Een Azure Machine Learning-werkruimte beveiligen met virtuele netwerken (v1)

VAN TOEPASSING OP: Azure CLI ml-extensie v1Python SDK azureml v1

In dit artikel leert u hoe u een Azure Machine Learning-werkruimte en de bijbehorende resources in een virtueel Azure-netwerk beveiligt.

Tip

U kunt beheerde virtuele netwerken van Azure Machine Learning gebruiken in plaats van de stappen in dit artikel. Met een beheerd virtueel netwerk verwerkt Azure Machine Learning de taak van netwerkisolatie voor uw werkruimte en beheerde berekeningen. U kunt ook privé-eindpunten toevoegen voor resources die nodig zijn voor de werkruimte, zoals een Azure Storage-account. Zie Werkruimte-beheerd netwerkisolatie voor meer informatie.

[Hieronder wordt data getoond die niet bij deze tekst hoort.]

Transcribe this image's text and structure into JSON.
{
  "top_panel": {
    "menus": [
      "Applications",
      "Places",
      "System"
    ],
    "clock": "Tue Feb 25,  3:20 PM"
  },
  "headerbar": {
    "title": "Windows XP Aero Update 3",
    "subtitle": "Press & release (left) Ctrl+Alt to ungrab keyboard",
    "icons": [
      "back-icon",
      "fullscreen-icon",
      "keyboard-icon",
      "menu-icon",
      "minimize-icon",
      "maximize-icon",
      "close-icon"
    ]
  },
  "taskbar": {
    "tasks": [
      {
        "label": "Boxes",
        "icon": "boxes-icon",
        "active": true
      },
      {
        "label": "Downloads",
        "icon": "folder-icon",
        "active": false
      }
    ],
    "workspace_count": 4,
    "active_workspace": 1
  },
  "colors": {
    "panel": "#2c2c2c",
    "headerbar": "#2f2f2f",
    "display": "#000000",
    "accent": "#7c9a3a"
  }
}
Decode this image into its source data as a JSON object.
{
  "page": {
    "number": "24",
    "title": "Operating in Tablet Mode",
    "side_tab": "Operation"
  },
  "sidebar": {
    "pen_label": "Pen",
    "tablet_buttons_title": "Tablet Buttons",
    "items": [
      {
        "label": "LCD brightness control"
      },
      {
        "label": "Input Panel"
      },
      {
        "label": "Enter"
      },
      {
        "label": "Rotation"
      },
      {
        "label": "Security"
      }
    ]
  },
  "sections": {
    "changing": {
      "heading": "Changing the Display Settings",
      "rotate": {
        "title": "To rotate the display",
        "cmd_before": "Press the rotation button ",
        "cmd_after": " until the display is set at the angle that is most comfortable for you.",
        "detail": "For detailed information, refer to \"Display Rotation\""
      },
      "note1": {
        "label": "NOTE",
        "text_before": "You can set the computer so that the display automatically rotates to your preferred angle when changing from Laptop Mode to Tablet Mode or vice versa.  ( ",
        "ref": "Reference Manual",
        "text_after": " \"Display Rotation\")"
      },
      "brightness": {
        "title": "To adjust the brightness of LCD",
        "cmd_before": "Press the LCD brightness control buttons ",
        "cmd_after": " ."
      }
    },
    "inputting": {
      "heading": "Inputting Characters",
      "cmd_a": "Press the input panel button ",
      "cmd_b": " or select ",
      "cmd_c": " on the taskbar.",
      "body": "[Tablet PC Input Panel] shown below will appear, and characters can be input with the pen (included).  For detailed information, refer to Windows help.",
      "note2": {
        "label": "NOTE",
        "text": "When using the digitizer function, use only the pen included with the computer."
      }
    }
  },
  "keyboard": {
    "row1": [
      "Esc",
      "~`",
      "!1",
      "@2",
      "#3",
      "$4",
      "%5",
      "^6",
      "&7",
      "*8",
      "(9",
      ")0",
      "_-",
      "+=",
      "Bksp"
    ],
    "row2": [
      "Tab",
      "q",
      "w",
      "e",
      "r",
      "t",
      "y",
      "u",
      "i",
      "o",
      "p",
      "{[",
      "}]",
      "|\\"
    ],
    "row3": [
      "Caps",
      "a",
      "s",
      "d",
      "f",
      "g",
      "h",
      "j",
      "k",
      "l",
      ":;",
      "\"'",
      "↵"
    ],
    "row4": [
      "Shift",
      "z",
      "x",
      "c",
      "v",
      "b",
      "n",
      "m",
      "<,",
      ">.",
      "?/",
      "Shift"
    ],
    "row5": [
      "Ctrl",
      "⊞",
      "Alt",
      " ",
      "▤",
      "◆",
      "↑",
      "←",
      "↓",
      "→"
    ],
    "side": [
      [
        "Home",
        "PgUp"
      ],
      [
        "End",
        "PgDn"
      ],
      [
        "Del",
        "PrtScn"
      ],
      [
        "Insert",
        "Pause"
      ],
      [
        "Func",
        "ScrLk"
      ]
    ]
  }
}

Dit artikel maakt deel uit van een reeks over het beveiligen van een Azure Machine Learning-werkstroom. Zie de andere artikelen in deze reeks:

Zie Zelfstudie: Een beveiligde werkruimte, Bicep-sjabloon of Terraform-sjabloon maken voor een zelfstudie over het maken van een beveiligde werkruimte.

In dit artikel leert u hoe u de volgende werkruimtebronnen in een virtueel netwerk inschakelt:

  • Azure Machine Learning-werkruimte
  • Azure Storage-accounts
  • Azure Machine Learning-gegevensarchieven en gegevenssets
  • Azure Key Vault
  • Azure Container Registry

Vereisten

  • Lees het artikel Netwerkbeveiligingsoverzicht voor meer informatie over algemene scenario's voor virtuele netwerken en de algehele architectuur van virtuele netwerken.

  • Lees het artikel over aanbevolen procedures voor Azure Machine Learning voor bedrijfsbeveiliging voor meer informatie over aanbevolen procedures.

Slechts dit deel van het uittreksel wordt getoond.